父親は作曲家でオペラ歌手、母親はピアニスト。10代の時にピアノ、作曲、和声、対位法をサンクトペテルブルグ音楽院で学び、物語のない「プロットレス・バレエ」を確立させたジョージ・バランシン(1904-83)。20世紀のバレエに多大な影響を与えた振付家の作品は、「音楽の視覚化」としばしば言われる。
『ジュエルズ』は初の全幕物の抽象バレエと言われ、ニューヨーク・シティ・バレエ団が1967年に、ニューヨーク州立劇場リンカーンセンターで初演した。

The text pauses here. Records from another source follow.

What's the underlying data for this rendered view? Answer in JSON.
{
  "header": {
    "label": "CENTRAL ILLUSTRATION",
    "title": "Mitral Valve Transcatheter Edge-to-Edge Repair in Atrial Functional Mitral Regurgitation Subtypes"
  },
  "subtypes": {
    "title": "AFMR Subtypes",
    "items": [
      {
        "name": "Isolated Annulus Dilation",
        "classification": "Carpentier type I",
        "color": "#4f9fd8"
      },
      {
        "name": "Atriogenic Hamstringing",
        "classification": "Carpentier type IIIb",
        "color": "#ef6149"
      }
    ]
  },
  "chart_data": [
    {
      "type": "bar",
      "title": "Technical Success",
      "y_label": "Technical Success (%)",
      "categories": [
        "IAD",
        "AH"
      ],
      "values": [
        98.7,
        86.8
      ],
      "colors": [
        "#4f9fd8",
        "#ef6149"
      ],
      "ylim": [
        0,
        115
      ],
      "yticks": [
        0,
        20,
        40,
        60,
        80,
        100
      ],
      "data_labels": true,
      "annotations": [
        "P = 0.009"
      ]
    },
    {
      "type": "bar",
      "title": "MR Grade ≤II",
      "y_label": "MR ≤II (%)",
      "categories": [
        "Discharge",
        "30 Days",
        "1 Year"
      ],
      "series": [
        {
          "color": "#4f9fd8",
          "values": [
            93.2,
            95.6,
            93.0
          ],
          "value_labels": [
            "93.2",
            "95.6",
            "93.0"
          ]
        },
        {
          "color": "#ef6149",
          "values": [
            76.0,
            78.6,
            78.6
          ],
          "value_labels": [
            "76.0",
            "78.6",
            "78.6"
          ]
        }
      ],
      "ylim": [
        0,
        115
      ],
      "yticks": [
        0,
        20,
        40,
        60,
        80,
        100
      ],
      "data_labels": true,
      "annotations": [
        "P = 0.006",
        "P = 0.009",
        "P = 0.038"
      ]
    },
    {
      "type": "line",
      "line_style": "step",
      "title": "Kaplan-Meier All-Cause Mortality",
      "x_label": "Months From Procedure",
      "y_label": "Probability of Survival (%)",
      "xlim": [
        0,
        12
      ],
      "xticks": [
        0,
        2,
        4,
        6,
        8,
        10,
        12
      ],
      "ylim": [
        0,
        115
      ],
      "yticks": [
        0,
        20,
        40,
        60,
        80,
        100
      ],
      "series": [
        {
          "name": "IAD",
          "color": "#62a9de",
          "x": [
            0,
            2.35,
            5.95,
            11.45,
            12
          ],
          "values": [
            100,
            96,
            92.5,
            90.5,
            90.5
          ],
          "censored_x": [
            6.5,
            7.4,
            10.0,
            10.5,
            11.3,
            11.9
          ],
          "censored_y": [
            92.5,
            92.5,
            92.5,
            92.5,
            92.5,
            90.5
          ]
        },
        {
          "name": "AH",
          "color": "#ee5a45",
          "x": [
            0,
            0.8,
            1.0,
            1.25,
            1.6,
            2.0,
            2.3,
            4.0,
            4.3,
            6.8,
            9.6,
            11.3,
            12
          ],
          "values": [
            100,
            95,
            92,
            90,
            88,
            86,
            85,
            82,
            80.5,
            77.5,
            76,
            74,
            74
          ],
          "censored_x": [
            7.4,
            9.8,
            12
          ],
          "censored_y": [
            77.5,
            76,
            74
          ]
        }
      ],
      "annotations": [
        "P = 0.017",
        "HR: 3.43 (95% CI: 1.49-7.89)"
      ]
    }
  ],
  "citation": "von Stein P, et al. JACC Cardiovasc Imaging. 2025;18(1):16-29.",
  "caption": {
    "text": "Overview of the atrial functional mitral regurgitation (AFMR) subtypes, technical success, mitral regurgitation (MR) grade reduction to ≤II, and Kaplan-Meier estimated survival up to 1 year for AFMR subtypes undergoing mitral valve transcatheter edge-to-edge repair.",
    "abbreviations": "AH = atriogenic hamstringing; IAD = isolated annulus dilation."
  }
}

バランシンは、ニューヨーク5番街にある宝飾店ヴァン クリーフ&アーペルのショーウインドーで煌めく宝石から、『ジュエルズ』の想を得た。選ばれた3つの宝石は2つの時代と3つの都市をイメージさせる。エメラルドは19世紀のパリ。ルビーは20世紀のニューヨークで、ダイヤモンドは19世紀のサンクトペテルブルグ。マリインスキー・バレエのダンサーを起点として、振付家として数多くの作品を創作したパリとニューヨーク。『ジュエルズ』は振付家自身の人生の軌跡でもある。けれども、様々なバランシン伝によれば、バランシンは純粋に3つの楽曲へ振付けたという。衣装はバーバラ・カリンスカが製作したオリジナルを基に、カンパニーの衣裳部が半年以上をかけて忠実に再製作した。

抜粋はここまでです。